Despite the reduction in the price target and earnings estimates, Morgan Stanley maintains an Overweight rating on Ferguson stock. The rating indicates the firm’s belief that Ferguson shares should outperform the average total return of the stocks covered over the next 12 to 18 months. The Overweight rating remains even with the newly adjusted price target of $195, suggesting continued confidence in the stock’s potential.

In other recent news, Ferguson PLC (NYSE:FERG) reported its second-quarter earnings for fiscal year 2025, which fell short of expectations. The company announced an earnings per share (EPS) of $1.52, missing the anticipated $1.99, and reported revenue of $6.9 billion, below the forecasted $7.09 billion. This earnings miss prompted analysts to adjust their outlooks. RBC Capital Markets lowered its price target for Ferguson from $211 to $189, maintaining an Outperform rating, while Truist Securities reduced its target from $230 to $200, keeping a Buy rating. UBS also revised its price target downward to $173 from $193, maintaining a Neutral stance.

Analysts cited ongoing commodity deflation and a challenging macroeconomic environment as contributing factors to Ferguson’s financial performance.

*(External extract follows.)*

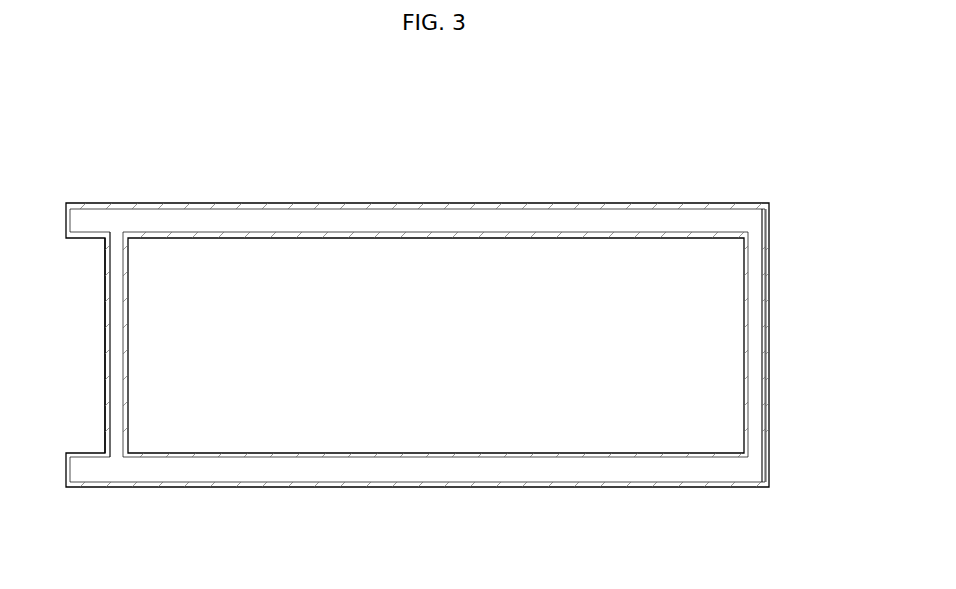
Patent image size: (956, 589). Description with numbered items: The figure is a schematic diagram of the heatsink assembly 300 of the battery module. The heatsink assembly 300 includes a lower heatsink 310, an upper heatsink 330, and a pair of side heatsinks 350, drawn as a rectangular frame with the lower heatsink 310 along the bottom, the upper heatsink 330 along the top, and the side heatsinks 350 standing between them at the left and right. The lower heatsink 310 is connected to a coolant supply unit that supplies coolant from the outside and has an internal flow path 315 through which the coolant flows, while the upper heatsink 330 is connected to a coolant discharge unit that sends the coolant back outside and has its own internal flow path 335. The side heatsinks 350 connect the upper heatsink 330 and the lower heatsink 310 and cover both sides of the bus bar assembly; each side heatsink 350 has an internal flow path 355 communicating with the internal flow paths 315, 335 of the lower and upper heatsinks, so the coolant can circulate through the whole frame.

Despite these challenges, the company experienced a 3% increase in net sales year-over-year, with organic growth in certain segments like HVAC and Waterworks. Ferguson’s non-residential business has shown resilience, with some verticals experiencing growth despite broader economic pressures.

Looking ahead, Ferguson anticipates improved pricing dynamics in the second half of the fiscal year and remains committed to its expansion strategy in the HVAC and Waterworks sectors. Analysts from RBC and Truist Securities expressed optimism about the potential impact of steel tariffs in mitigating ongoing deflationary pressures. Ferguson continues to focus on disciplined cost management and strategic growth initiatives to navigate the current market environment.